The project aims to establish new robust detection and quantification methods for relevant cyanobacteria and their toxins in order to enable better monitoring of emerging algal blooms and potential toxin release.
Climate change is affecting conditions in reservoirs and lakes in such a way that toxic cyanobacteria (blue-green algae) are spreading more widely. Cyanobacteria benefit from higher temperatures and stable conditions compared to other algae due to longer-lasting stratification of lakes and reservoirs. Many of the cyanobacteria found in water bodies, such as the genera Microcystis and Planktothrix, are capable of producing toxins that can cause health problems. This poses a problem for water supply, as the removal of dissolved toxins is challenging depending on the type of treatment. Mass developments of cyanobacteria can lead to high toxin concentrations in the water. Furthermore, algal blooms can lead to odor and taste problems in treated drinking water. Early detection of such cyanobacterial blooms is essential so that water suppliers can respond appropriately. Since some cyanobacterial species, such as Planktothrix rubescens, reproduce in the metalimnion, mass developments may not be detected until late.

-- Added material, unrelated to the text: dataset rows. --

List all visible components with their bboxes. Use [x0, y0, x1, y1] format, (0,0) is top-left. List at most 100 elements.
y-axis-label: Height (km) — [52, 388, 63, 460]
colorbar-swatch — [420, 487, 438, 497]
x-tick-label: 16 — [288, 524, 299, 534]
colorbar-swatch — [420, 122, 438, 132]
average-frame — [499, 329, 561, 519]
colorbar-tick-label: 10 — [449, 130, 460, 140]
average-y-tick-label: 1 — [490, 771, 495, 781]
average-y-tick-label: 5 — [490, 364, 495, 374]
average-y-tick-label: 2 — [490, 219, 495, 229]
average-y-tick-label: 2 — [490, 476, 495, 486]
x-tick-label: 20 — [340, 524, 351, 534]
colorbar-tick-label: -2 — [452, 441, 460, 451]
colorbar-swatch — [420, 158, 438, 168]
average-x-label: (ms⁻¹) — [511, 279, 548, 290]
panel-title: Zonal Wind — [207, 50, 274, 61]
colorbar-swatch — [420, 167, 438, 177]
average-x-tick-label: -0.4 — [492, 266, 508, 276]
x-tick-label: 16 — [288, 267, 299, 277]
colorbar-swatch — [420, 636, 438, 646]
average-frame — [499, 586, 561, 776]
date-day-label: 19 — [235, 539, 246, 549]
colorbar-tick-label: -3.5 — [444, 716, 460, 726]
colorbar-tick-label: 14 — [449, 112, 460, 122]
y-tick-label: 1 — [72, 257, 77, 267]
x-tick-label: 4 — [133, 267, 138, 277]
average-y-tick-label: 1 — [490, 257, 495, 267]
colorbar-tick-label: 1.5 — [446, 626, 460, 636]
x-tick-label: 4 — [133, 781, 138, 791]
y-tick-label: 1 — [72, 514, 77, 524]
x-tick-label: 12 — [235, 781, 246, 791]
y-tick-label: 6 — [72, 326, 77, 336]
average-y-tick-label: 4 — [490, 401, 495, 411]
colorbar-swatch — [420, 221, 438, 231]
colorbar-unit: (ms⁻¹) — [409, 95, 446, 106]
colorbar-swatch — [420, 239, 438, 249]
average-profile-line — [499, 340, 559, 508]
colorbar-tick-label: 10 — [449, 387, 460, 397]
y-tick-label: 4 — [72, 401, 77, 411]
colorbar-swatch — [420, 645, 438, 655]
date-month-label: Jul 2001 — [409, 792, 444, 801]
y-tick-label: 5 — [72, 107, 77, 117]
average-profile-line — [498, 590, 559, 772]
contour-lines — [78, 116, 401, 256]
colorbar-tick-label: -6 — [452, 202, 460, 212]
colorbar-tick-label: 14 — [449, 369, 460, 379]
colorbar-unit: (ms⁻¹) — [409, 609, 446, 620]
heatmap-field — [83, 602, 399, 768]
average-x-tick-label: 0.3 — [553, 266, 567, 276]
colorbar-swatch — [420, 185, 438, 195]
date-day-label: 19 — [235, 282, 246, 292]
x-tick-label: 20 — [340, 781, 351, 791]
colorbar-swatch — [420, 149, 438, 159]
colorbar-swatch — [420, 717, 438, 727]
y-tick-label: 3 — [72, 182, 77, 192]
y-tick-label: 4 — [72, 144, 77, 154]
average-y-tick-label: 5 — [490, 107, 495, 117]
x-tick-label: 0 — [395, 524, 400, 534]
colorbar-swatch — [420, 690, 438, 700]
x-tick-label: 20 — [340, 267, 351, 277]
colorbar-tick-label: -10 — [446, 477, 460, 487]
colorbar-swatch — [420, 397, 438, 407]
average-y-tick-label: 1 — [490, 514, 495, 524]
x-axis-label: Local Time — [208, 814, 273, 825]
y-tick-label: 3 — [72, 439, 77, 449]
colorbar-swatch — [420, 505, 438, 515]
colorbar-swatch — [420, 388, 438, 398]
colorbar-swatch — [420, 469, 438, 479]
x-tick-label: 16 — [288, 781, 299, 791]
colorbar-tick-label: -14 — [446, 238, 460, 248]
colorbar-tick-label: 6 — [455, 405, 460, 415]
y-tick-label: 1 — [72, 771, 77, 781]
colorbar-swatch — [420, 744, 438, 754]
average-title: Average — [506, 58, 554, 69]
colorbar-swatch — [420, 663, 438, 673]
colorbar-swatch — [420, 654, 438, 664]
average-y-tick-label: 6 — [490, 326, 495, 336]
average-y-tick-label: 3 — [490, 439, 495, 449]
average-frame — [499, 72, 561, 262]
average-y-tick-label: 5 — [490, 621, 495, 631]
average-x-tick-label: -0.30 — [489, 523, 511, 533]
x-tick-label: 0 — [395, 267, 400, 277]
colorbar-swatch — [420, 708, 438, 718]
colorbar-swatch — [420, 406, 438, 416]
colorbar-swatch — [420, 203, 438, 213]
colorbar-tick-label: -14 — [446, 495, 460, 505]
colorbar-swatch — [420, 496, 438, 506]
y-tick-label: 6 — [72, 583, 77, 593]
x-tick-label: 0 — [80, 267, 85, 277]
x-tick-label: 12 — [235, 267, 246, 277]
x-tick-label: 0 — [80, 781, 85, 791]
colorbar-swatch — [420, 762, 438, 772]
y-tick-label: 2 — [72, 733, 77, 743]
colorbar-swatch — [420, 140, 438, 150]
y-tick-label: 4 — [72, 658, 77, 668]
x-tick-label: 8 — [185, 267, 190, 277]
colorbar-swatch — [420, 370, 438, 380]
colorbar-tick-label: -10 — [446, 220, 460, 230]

The aim of the project is to develop adequate and robust analytical methods for cyanobacteria, their toxins and odor and flavor compounds. Molecular biological methods are being developed for the rapid identification and quantification of cyanobacteria and their toxin formation potential. In addition, analytical methods for toxins and odor substances are being expanded and optimized. This will increase knowledge about cyanobacterial species, which are becoming more prevalent due to climate change, and their potential threat to drinking water through toxin release.